Burning Branches
“If anyone does not abide in me he is thrown away like a branch and withers; and the branches are gathered, thrown into the fire, and burned.”
Can true Christians lose their salvation? This question has sparked countless arguments, and both those who answer yes and those who answer no scour the Scriptures looking for evidence for their position.
It is an important question, and one naturally raised when people read John 15, particularly verse 6. However, we must note that this is not the question Jesus addresses in the parable of the vine. Simply put, our Savior is not giving a discourse on the permanency of salvation. If we were looking for such a discourse in John’s gospel, we should look to John 6, where Jesus explicitly affirms that all those who look to Him in faith will be raised on the last day (vv. 35–40). Those who believe will be saved; those who finally fall away never really believed in the first place (see 1 John 2:19).
So, what is Jesus’ concern in the parable of the vine? It is to make fruit-bearing definitional of true Christian faith and to explain how it is that believers are spiritually fruitful. To do this, Jesus borrows common horticultural imagery, but we are not to press every detail to make a point Jesus did not intend to make or to contradict what He says elsewhere in the same gospel. His warnings about what will happen to those who are unfruitful is not a declaration about whether one can lose one’s salvation; they are an encouragement to believers to test the genuineness of their faith by examining their fruit and asking God to do what is necessary to make them more fruitful.
Dr. R.C. Sproul writes in his commentary John that “a person can have a relationship with Christ that is merely external.” One can be a member of the visible church that professes the Christian faith and yet not be united invisibly to Christ by faith alone. John Calvin comments: “Many are supposed to be in the vine, according to the opinion of men, who actually have no root in the vine. Thus, in the writings of the prophets, the Lord calls the people of Israel His vine, because, by outward profession, they had the name of The Church.”

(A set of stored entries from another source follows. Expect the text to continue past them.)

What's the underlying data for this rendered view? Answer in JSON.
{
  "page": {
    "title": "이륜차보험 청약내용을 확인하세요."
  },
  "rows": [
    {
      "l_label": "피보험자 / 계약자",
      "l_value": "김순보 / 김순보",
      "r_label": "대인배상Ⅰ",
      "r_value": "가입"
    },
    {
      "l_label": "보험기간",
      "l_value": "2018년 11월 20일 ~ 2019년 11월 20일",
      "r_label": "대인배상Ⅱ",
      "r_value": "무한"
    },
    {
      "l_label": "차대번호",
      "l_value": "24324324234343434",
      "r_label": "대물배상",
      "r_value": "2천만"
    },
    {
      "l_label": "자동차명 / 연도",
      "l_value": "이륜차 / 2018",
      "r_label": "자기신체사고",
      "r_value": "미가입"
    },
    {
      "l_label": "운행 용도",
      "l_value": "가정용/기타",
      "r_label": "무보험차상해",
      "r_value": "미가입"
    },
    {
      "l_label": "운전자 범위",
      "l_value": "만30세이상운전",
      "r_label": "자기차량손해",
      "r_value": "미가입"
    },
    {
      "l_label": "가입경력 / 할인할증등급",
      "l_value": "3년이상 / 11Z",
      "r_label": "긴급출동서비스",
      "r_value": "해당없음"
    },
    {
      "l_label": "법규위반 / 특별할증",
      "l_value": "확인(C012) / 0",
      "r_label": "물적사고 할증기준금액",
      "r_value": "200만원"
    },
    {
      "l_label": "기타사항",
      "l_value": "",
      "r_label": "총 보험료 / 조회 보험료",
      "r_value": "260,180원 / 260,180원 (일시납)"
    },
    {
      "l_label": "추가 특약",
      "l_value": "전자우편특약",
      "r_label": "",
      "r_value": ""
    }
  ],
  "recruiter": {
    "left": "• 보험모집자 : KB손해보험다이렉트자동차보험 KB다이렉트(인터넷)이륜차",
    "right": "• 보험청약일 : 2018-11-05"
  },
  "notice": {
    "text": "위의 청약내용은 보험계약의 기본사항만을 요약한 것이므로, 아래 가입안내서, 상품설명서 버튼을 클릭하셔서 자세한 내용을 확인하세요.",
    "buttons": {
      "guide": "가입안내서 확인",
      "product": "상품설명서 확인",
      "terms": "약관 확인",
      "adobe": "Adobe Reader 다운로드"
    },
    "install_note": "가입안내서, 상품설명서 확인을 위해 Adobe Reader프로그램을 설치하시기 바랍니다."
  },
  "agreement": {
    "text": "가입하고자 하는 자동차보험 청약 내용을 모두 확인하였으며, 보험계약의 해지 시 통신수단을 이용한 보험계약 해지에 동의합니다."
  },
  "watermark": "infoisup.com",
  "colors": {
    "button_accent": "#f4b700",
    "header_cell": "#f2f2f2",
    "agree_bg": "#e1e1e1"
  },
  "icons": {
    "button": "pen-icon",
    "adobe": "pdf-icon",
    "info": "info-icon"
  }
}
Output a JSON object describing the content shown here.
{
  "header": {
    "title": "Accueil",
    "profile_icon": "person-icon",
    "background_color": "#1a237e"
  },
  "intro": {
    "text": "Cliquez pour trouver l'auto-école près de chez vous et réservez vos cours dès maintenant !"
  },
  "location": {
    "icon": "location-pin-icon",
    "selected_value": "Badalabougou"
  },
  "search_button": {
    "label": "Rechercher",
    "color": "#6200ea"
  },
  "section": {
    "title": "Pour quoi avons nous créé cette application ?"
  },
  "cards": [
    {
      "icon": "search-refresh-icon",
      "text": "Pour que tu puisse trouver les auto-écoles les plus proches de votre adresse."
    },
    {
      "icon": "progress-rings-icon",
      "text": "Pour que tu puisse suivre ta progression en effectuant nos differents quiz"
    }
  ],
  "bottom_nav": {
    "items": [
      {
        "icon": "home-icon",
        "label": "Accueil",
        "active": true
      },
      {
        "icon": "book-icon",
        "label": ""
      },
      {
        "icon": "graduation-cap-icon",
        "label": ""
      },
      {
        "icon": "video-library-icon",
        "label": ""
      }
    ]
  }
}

We do not want to be among those who make a false profession and end up in the fire. Thus, we seek to know that we possess genuine faith, and one way we do that is by looking to our lives for evidence of spiritual fruit. We will invariably be disappointed by what we see, given the abiding presence of sin, but even meager fruit is better than none. And we will also ask the Father to prune us, to do what it takes to make us more fruitful, so that our harvest increases.
Coram Deo
Although Jesus teaches that all who are in a state of salvation will persevere in faith to the end, that does not mean we should take the warning of John 15:6 lightly. Professing Christians who are not bearing spiritual fruit have no warrant to believe they are actually saved. True Christians desire to grow in love for God and neighbor and to put that love into practice.